Сколько таких «прежде» я могла бы прибавить к этим! Но надо еще дожить до моего «прежде», которое в данную минуту является самым безусловным из всех; оно содержит в себе все прочие «прежде», за исключением того, что я никогда ничего не продавала и не покупала, поскольку не имела средств на покупки. Конечно, я знаю много всего, и мое «прежде» очень обширно. Я видела двор, хотя и не принадлежала к нему, — выгодная позиция для того, чтобы судить о нем беспристрастно. Я повидала людей, добившихся в Париже признания. Самое главное, я видела и знаю лучше чем кто-либо, компанию болтунов, кружок вольнодумцев, главенствующих в этом веке и ведущих его, по моему мнению, прямо к гибели. Это философы, желающие всех поучать и толкующие даже о том, о чем у них нет ни малейшего представления. Я не выношу этих умников и потому вижу их насквозь; и я обещаю вам, любезный читатель, показать их в истинном свете. Они облачаются в строгие одежды переливчатого цвета, дорогая ткань которых играет на солнце, меняя свой оттенок в зависимости от того, падают ли на нее солнечные лучи или она находится в тени. Я покажу вам ее изнанку — это самое любопытное. Сколько ветоши изобилует под всей этой мишурой!

Итак, решено: я расскажу о своей жизни и вернусь на семьдесят три года назад. Не бойтесь, я еще не выжила из ума, у меня крепкая и обширная память; я помню все, вплоть до мельчайших подробностей, и сейчас, приступив к этому новому для меня занятию, полагаю, что г-н Уолпол был прав: воспоминания доставят мне множество приятных минут.

После потери зрения у меня остались некоторые иллюзии: призраки моей молодости, которых я продолжаю видеть посреди своего вечного мрака, кажутся почти столь же яркими, какими они были прежде. Я никак не могу отделаться от этого отвратительного слова… Не станем более отмечать его, ибо оно будет возникать слишком часто.

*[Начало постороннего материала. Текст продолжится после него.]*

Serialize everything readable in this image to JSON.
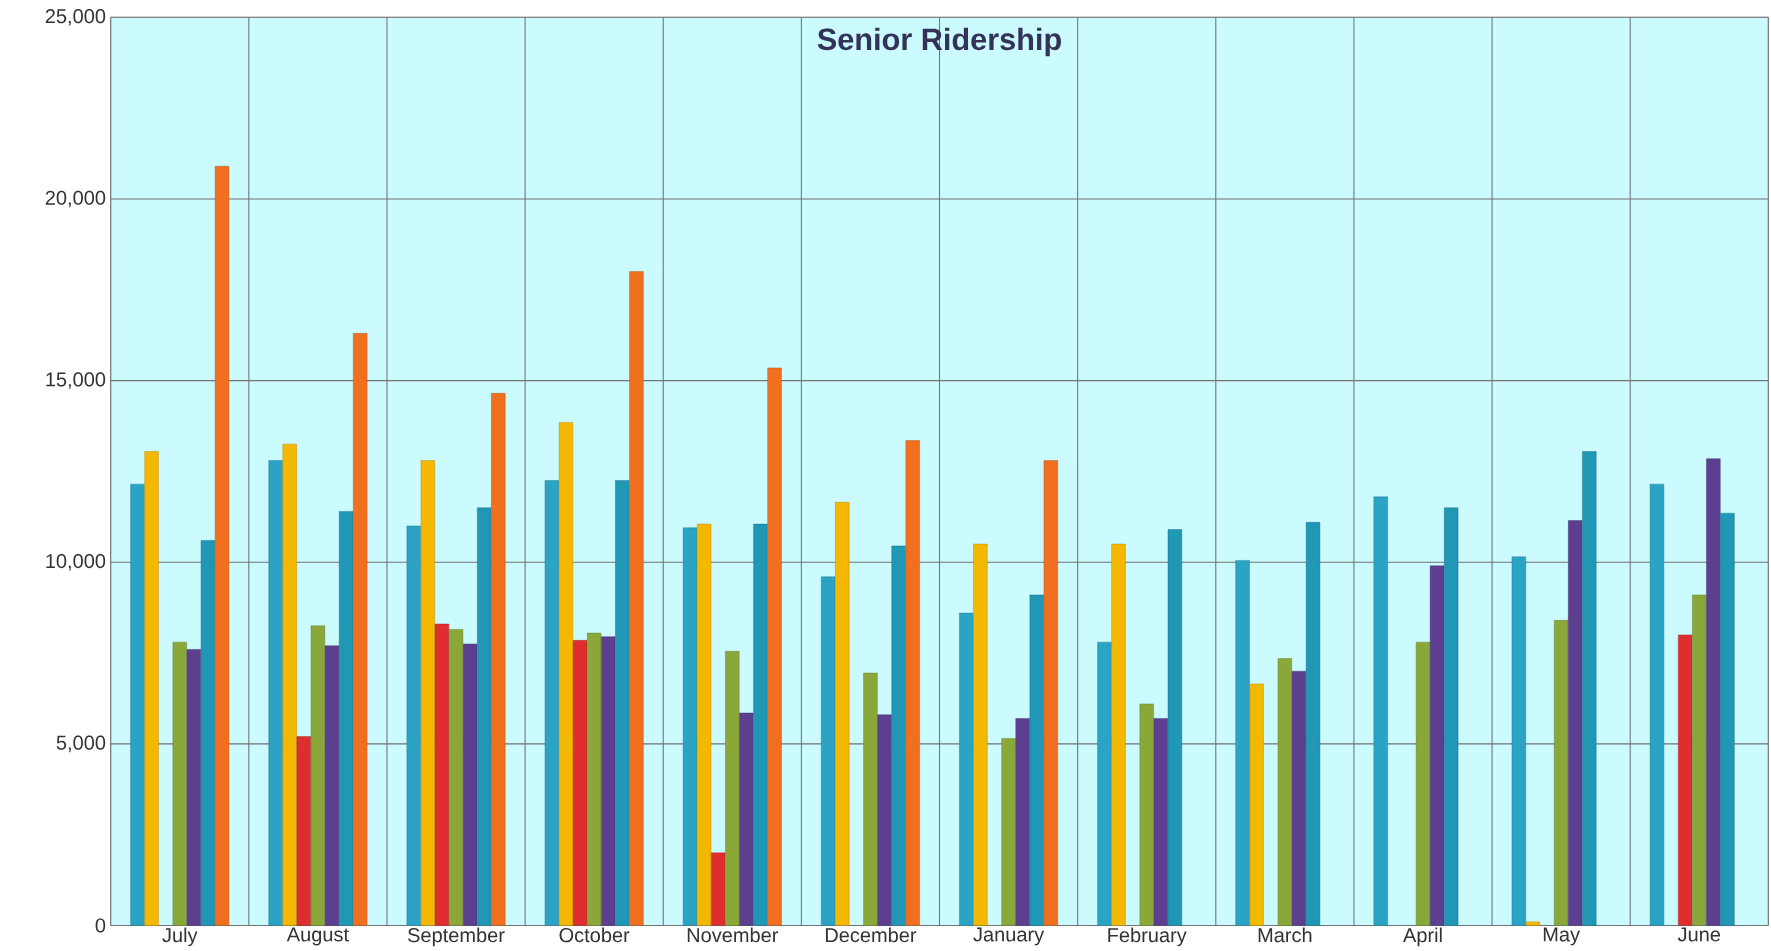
{
  "chart_data": {
    "type": "bar",
    "title": "Senior Ridership",
    "categories": [
      "July",
      "August",
      "September",
      "October",
      "November",
      "December",
      "January",
      "February",
      "March",
      "April",
      "May",
      "June"
    ],
    "series": [
      {
        "color": "#2aa3c4",
        "values": [
          12150,
          12800,
          11000,
          12250,
          10950,
          9600,
          8600,
          7800,
          10050,
          11800,
          10150,
          12150
        ]
      },
      {
        "color": "#f5b800",
        "values": [
          13050,
          13250,
          12800,
          13850,
          11050,
          11650,
          10500,
          10500,
          6650,
          null,
          100,
          null
        ]
      },
      {
        "color": "#e02e2e",
        "values": [
          null,
          5200,
          8300,
          7850,
          2000,
          null,
          null,
          null,
          null,
          null,
          null,
          8000
        ]
      },
      {
        "color": "#8aa83a",
        "values": [
          7800,
          8250,
          8150,
          8050,
          7550,
          6950,
          5150,
          6100,
          7350,
          7800,
          8400,
          9100
        ]
      },
      {
        "color": "#5c3f8f",
        "values": [
          7600,
          7700,
          7750,
          7950,
          5850,
          5800,
          5700,
          5700,
          7000,
          9900,
          11150,
          12850
        ]
      },
      {
        "color": "#1f97b5",
        "values": [
          10600,
          11400,
          11500,
          12250,
          11050,
          10450,
          9100,
          10900,
          11100,
          11500,
          13050,
          11350
        ]
      },
      {
        "color": "#f07020",
        "values": [
          20900,
          16300,
          14650,
          18000,
          15350,
          13350,
          12800,
          null,
          null,
          null,
          null,
          null
        ]
      }
    ],
    "ylim": [
      0,
      25000
    ],
    "yticks": [
      {
        "value": 0,
        "label": "0"
      },
      {
        "value": 5000,
        "label": "5,000"
      },
      {
        "value": 10000,
        "label": "10,000"
      },
      {
        "value": 15000,
        "label": "15,000"
      },
      {
        "value": 20000,
        "label": "20,000"
      },
      {
        "value": 25000,
        "label": "25,000"
      }
    ],
    "grid": true
  }
}
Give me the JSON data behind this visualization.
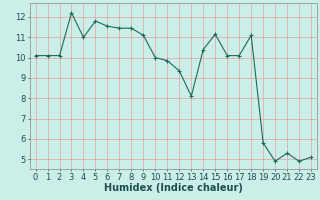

Мои друзья для меня не стары; я же для них древняя старуха, и так и должно быть, поскольку я чувствую себя ужасно старой, по выражению Маскариля. Я слишком долго живу — наверное, всем надоело, что я все еще на этом свете.

Для начала следует рассказать о моем секретаре. Вольтер учил меня, что всегда надо выводить персонажей на сцену.

Обычно я диктую Вьяру, моему старому и верному камердинеру. Именно он пишет мои письма, но, что касается данных воспоминаний, я обойдусь без него: он стал бы высказывать множество соображений обо всех этих лицах, которых он знал, и, возможно, я не сумела бы устоять перед его замечаниями. О ком-то он начнет печься, а кто-то ему совсем не по нраву; я же хочу остаться независимой от него и не поддаваться ничьему влиянию — в этом отношении мадемуазель де Сен-Венан не внушает мне беспокойства. Поясню немного, кто она такая.

Это очень красивая, очень умная и очень добрая девочка, дальняя моя родственница; ее прислали мне из провинции в сиделки, а также для того, чтобы было легче найти ей мужа. Мы попытаемся это сделать. Она здесь всего две недели, и, стало быть, все, чему я ее учу, для нее китайская грамота.